Wetzel's wife, Daniela Soto-Innes, joined the staff of the Willows Inn after leaving her restaurant Cosme in New York City in 2020. She brought several of her staff from Cosme and added Mexican elements to the Pacific Northwest menu. Soto-Innes held a "coaching" role alongside Wetzel, and during her tenure there, in August 2022, the Willows Inn had a half female and mostly immigrant staff.

In November 2022, the Willows Inn permanently closed. Co-owners Tim and Marcia McEvoy donated the inn and restaurant property, valued at $2 million, to Lighthouse Mission Ministries, an organization combating homelessness in Bellingham.
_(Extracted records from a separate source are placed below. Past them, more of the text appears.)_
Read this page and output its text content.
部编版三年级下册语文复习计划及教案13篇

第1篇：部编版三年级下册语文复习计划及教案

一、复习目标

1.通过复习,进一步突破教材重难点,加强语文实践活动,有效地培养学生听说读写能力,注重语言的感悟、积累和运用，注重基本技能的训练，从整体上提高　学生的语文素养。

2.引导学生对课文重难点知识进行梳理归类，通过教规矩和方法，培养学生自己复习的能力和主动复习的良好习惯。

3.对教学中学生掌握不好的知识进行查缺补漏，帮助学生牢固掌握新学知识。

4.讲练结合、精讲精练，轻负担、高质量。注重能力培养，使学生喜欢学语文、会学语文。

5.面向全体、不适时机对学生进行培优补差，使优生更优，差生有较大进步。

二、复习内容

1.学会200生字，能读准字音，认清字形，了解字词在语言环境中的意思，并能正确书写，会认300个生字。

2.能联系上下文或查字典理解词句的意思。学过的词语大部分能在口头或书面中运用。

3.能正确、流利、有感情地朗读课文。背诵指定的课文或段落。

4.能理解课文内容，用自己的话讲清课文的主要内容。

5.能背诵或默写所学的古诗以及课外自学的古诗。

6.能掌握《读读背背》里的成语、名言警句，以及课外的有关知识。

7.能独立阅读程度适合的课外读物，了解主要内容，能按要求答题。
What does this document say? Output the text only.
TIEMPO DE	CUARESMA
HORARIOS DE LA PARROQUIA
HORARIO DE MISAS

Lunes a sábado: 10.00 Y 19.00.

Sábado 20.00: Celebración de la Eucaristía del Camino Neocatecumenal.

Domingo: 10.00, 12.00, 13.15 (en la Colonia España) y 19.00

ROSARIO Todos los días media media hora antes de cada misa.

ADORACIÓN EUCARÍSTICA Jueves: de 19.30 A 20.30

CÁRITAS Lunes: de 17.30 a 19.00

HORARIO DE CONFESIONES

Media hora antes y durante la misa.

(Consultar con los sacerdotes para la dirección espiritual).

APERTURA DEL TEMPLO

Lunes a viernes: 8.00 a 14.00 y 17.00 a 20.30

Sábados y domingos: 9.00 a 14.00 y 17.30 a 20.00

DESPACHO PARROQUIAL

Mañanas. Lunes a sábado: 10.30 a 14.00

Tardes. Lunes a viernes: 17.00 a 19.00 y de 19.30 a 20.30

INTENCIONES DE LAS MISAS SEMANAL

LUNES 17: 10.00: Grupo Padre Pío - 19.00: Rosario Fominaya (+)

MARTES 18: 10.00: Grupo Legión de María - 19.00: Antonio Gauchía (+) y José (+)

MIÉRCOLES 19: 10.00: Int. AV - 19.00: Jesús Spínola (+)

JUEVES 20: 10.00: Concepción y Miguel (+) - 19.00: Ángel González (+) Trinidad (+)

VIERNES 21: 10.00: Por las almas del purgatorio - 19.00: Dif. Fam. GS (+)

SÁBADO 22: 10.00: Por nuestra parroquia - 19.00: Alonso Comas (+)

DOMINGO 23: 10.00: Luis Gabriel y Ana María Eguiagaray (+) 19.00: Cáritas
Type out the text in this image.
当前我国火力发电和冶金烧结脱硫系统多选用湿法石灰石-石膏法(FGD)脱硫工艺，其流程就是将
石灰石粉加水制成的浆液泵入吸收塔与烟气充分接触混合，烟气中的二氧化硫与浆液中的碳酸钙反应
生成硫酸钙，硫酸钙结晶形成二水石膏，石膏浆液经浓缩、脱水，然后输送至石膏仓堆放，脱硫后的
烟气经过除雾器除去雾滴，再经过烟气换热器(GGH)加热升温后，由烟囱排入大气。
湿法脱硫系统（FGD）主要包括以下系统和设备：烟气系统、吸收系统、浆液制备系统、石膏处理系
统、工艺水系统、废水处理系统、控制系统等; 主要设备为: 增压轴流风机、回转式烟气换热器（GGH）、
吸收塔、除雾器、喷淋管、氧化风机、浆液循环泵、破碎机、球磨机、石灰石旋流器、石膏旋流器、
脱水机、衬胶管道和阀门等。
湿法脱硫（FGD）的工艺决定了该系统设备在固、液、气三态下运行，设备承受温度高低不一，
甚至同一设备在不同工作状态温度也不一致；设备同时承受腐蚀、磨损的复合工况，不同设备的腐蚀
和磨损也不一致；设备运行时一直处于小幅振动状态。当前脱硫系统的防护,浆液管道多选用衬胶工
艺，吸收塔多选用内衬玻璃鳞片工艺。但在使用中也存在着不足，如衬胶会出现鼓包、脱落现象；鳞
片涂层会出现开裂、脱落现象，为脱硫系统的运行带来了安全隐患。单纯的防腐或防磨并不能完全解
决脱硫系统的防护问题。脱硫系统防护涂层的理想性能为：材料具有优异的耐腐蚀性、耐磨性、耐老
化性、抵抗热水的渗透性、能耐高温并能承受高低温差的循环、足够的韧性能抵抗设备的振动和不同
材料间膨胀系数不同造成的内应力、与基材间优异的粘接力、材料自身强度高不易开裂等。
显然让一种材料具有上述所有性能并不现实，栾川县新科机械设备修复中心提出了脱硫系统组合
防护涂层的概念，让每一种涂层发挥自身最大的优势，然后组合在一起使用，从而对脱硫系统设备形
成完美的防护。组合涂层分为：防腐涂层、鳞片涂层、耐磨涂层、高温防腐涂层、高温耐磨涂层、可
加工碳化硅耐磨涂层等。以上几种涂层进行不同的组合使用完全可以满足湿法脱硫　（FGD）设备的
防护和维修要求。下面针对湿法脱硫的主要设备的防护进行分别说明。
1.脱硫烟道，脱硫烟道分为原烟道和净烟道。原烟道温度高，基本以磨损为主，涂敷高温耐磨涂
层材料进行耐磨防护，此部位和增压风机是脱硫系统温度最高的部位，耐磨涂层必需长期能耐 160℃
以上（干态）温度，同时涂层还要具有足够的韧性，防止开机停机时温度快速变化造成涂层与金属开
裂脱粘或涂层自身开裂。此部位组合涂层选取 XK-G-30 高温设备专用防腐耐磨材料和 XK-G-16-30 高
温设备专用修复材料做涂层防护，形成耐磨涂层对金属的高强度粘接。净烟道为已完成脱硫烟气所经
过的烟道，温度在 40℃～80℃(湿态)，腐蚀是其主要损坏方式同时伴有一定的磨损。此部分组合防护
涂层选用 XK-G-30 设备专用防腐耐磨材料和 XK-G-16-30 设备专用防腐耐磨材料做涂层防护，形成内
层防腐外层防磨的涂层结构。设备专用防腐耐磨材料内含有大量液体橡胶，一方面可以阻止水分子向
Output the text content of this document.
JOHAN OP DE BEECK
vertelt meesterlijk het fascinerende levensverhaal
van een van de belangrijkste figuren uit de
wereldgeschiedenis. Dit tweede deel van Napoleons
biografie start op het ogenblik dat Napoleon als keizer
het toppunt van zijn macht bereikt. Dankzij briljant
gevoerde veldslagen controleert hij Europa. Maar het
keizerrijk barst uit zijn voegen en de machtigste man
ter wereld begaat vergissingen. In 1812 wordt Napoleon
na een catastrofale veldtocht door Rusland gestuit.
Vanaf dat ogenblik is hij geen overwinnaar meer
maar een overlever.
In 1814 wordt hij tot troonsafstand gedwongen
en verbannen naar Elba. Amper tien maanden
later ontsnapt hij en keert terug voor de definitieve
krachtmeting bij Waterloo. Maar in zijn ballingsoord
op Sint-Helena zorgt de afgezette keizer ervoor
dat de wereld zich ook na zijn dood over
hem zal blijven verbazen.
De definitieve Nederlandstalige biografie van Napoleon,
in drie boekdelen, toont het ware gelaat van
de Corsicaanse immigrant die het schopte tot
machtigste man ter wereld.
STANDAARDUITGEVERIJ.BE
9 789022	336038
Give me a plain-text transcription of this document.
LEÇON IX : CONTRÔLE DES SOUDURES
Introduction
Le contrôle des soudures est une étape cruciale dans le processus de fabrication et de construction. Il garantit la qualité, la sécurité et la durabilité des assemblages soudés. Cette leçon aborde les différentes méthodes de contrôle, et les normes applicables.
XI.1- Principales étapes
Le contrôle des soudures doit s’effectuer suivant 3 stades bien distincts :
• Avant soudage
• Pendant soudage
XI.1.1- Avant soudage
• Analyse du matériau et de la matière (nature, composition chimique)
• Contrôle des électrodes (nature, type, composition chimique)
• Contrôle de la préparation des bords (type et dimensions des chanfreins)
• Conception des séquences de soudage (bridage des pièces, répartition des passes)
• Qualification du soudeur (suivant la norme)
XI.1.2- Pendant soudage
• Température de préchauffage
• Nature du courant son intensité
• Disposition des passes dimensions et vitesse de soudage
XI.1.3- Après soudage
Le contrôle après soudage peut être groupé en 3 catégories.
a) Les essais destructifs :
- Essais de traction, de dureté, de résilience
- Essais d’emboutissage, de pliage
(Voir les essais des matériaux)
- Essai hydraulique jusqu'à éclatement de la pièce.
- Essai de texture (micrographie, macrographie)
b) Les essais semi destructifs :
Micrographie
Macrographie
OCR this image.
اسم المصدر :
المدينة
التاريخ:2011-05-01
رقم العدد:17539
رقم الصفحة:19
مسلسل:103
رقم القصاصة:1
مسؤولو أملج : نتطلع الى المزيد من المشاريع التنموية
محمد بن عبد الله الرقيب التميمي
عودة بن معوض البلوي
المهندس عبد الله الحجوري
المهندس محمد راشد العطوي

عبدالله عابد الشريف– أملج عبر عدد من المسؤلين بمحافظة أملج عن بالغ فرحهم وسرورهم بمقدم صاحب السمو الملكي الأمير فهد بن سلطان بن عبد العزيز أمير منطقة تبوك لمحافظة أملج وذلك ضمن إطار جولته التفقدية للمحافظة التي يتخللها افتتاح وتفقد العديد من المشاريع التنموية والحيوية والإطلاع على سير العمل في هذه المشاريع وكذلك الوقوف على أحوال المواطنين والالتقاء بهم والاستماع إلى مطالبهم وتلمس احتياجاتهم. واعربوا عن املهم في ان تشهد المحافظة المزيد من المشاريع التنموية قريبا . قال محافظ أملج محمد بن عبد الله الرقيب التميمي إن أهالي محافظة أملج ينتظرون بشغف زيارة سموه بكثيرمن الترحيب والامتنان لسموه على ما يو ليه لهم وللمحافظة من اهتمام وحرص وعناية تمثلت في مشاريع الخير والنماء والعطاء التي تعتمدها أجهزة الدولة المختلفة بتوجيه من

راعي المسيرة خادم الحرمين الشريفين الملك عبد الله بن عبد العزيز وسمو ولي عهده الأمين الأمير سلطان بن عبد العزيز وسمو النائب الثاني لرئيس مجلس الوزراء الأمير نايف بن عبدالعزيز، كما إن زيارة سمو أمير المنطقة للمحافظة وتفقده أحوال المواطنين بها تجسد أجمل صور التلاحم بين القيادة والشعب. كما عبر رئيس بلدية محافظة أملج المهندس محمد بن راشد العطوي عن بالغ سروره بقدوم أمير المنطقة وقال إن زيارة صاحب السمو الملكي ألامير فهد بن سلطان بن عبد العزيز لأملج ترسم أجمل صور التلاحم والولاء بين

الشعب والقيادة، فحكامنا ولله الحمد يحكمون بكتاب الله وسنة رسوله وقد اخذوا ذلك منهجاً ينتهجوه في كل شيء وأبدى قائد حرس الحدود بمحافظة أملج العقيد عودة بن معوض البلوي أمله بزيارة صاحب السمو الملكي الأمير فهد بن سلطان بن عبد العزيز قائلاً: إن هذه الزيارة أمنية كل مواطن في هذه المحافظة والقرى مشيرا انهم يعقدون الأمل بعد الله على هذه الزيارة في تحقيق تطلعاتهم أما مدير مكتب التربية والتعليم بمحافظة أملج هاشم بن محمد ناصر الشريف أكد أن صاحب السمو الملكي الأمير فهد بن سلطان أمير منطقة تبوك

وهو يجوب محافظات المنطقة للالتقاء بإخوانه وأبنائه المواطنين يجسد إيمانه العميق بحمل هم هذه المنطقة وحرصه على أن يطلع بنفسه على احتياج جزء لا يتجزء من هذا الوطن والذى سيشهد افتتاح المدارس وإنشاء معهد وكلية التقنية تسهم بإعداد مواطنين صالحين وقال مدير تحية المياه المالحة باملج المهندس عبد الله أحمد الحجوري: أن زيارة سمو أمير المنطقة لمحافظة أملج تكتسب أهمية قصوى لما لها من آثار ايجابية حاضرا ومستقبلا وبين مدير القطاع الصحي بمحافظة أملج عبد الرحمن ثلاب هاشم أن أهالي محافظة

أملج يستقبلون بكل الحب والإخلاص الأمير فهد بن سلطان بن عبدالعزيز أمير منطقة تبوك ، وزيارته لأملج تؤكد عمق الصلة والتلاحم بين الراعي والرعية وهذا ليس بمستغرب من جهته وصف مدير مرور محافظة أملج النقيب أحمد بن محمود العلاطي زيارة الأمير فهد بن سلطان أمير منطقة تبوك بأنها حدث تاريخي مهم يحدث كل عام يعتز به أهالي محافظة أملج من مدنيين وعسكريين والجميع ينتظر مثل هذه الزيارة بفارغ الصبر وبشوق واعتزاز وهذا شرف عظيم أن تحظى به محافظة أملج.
The property was listed for sale in April 2024.

==Awards==
Under Wetzel, the Willows Inn received several awards and ratings, including a four-diamond rating from the American Automobile Association. It was named the top restaurant in North America by the website Opinionated About Dining in 2017. Wetzel was named to Food & Wine Best New Chefs list in 2012 and given the James Beard Rising Star Chef Award in 2014 and the James Beard Award for Best Chef Northwest in 2015.

==Cultural portrayal==
The Willows Inn was one of several restaurants that inspired the satirical 2022 horror comedy The Menu, in which a fictional destination restaurant offering an expensive tasting menu is located on a Pacific Northwest island reached only by boat.